Hatta bu dergiyi okuyan kadınlar arasından da gülerek yahut "cık cık"la, "vah vah"la dinlenecek hikayeleri çıkanlar olacaktır. Evet, konumuz miras. Ama öyle loş ışıklı mutfak masalarında bininciye dinlenen ama ilk kez anlatılıyormuş gibi leziz bir tat veren cinsten bir konu değil bu kez.
Çünkü bir cuma namazında, ülke genelindeki tüm camilerde, on binlerce erkeğe, pasparlak ışıklı kubbeler altında dediler ki: "Kul hakkı ateşten gömlektir. Kız çocuğunun miras payı istemesi de kul hakkıdır." Tüm zahmetinin kadınların omzuna yıkıldığı aile mutfaklarının loş ışıklı masalarının hikayelerinin özeti bir yere çıkıyor: Şiddet ve sömürü sarmalı ateş olmuş da biz de o gömleği çoktan giymişiz!
‘Aile yılı’ çok stratejik
Önümüzdeki on yıl, tek adam yönetimi tarafından aile on yılı ilan edildi.

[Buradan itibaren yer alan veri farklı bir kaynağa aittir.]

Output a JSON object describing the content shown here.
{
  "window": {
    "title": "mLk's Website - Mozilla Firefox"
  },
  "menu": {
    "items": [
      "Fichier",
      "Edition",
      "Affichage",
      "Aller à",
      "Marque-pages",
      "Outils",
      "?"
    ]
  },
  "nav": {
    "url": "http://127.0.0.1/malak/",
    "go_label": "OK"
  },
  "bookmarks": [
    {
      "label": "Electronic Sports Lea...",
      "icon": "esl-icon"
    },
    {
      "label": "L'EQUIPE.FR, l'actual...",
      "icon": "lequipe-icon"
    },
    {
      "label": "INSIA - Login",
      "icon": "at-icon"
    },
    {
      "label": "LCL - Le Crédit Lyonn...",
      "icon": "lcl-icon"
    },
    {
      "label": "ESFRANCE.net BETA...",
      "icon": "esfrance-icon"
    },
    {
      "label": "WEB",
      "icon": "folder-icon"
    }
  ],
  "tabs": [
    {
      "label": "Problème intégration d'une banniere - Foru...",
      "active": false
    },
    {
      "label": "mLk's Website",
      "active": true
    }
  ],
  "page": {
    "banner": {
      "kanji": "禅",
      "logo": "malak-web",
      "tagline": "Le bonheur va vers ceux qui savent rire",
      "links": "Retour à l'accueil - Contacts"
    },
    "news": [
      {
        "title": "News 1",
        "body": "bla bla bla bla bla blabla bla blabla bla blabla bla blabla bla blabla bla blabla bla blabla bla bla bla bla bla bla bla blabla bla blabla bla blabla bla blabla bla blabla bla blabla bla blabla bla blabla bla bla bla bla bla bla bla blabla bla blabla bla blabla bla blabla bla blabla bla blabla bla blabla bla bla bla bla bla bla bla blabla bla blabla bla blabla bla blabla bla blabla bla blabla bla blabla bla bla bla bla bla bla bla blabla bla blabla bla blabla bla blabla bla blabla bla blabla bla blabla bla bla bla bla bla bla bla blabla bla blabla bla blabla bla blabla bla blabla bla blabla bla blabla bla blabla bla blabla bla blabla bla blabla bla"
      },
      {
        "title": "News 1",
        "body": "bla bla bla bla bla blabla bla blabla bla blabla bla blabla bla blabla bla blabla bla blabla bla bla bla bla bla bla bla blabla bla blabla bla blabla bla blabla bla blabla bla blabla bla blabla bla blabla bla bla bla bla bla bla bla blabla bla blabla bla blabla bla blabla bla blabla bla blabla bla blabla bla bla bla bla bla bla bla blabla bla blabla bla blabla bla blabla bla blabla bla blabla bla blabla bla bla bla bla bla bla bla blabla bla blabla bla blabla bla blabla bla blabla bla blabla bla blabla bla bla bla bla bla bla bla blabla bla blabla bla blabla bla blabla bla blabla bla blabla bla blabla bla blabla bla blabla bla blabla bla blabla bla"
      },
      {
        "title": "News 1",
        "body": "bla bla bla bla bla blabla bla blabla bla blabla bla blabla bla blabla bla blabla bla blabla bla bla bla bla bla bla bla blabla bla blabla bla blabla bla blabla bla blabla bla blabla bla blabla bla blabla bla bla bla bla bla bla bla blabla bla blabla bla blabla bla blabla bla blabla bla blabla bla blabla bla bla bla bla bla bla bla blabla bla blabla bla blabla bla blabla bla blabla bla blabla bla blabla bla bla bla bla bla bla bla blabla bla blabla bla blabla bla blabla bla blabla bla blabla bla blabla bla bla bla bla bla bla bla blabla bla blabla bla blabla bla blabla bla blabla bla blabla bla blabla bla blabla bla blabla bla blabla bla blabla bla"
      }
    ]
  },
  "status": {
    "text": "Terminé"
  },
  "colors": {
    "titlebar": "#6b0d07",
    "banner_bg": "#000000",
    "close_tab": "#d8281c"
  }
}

Aile ve Sosyal Hizmetler Bakanlığının 2024-2028 Stratejik Planı, Orta Vadeli Program ve 12. Kalkınma Planı doğrultusunda hazırlandı. Yani sermaye neye ihtiyaç duyarsa program haline getirerek emekçilere göz açtırmadan bu programları hayata geçiren tek adam rejiminin önümüzdeki on yıl boyunca ihtiyaç duyduğu düzenin taşıyıcı kolonları, güvencesizliğe mahkum edilen kadınlar olacak.
Kapitalist sistemin üretimi ve yeniden üretiminin dizaynında ihtiyaç duyulan aile biçimi, kadınlar ancak şu şekilde yaşarsa garanti altına alınabilecek: Esnek çalışma sisteminde düşük ücretli ve güvencesiz işçi olmak, ailenin ikinci plana itilmiş ama tüm yüklerin omzuna yıkıldığı birey konumunun güçlenmesi, kamusal hakların ortadan kalktığı, medeni haklarından yoksun şekilde sosyal yardımlara mahkum olan ve dinci gericiliğin tüm kodlarını yeni kuşaklara aktarmak üzere, içinde bulunduğu şiddet ve sömürü sarmalına boyun eğdirilmiş bir rehber halinde... İşte tek adam rejimi, haklarını ve hayatlarını gasbetmeye çalıştığı kadınları, ilan ettiği on "aile yılı" boyunca bu şekilde yeniden ve yeniden düzenlemek istiyor.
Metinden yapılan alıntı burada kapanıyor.